In 2005, the U.S. Postal Inspection Service sponsored a fraud prevention campaign in partnership with the Direct Marketing Association (DMA) to inform consumers of prizes and sweepstakes fraud and to protect the public from mailings where they have to pay a fee to receive prize/sweepstakes winnings. An overlapping campaign on foreign lotteries was also carried out to inform consumers of the illegality of playing foreign lotteries in the United States and to protect the public from scams that take their money through the purchase of “tickets” or charge money to collect non-existent winnings. Advertisements were published in magazines with a combined circulation of 14 million readers. The USPS Stamp Fulfillment Center included envelope stuffers in its mailing campaign for a 30-day period. From July – September, 2005, “Long Shot” — the foreign lottery prevention DVD—was made available through the Postal Store and circulated throughout law enforcement and consumer protection communities.
Responding to the proliferation of telemarketing fraud cases, USPIS led an interagency group of law enforcement and consumer organizations in what was named “Project kNOw Fraud.” In 1999, Project kNOw Fraud sent a postcard to every household in America — more than 123 million addresses. The card contained telemarketing fraud prevention tips. The project included a website and toll-free number to call for additional information or to report a fraud. In addition, a telemarketing fraud prevention video was produced and delivered to more than 15,000 public libraries. Funding to print, address, and prepare the mailing for distribution came from money seized by the Postal Inspection Service in a telemarketing fraud case.

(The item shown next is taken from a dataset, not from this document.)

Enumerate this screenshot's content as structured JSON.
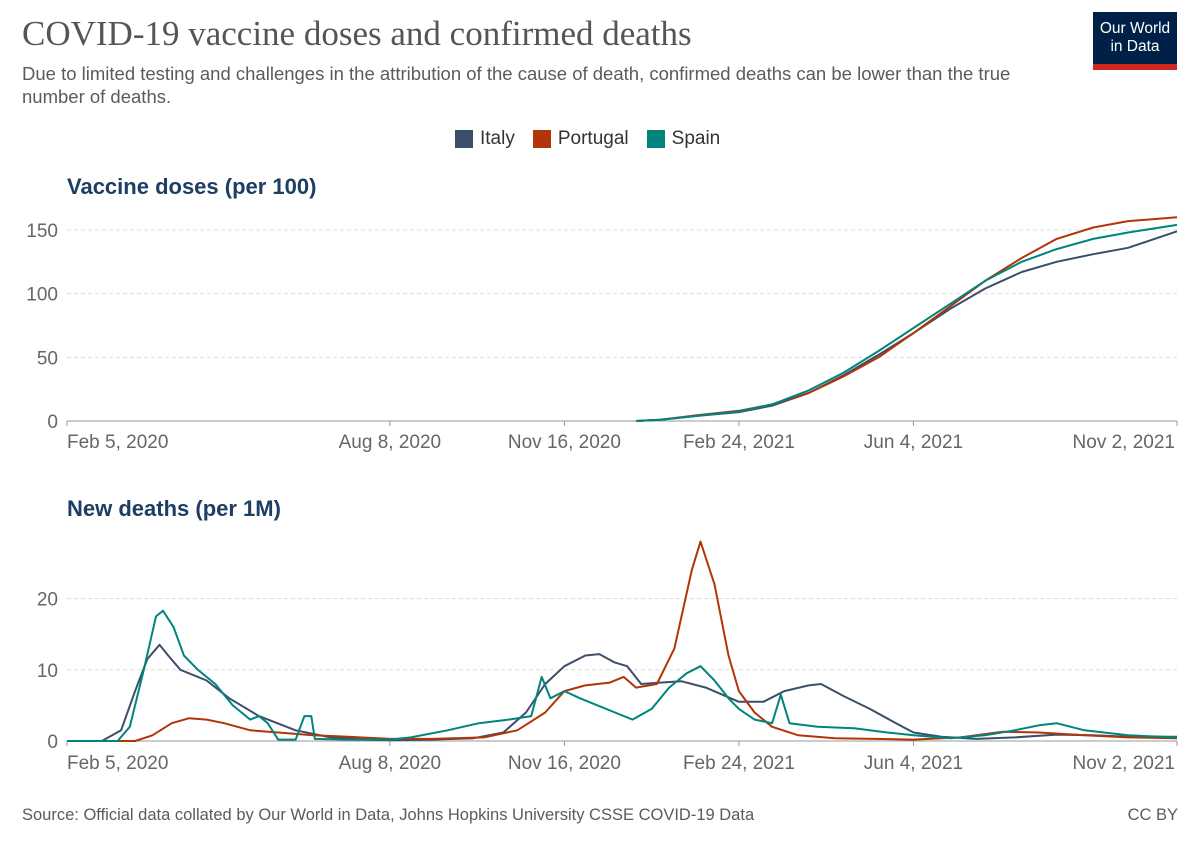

In February 2005, USPIS and the U.S. Postal Service's Consumer Advocate office and other federal, state, and local consumer protection agencies launched a campaign informing consumers how to avoid work-at-home schemes. A multimedia approach conveyed the message with ads placed in newspapers and magazines reaching over 45 million readers.
Badges were first issued to all postal inspectors in 1922 but they were prohibited from displaying them in public and to only display them in private if all other means of identification have failed. By 1945 the use of badges had become even more stringent and the badge had to be requested on a case-by-case basis. Starting in 1973, badges are once again issued to all postal inspectors.[34]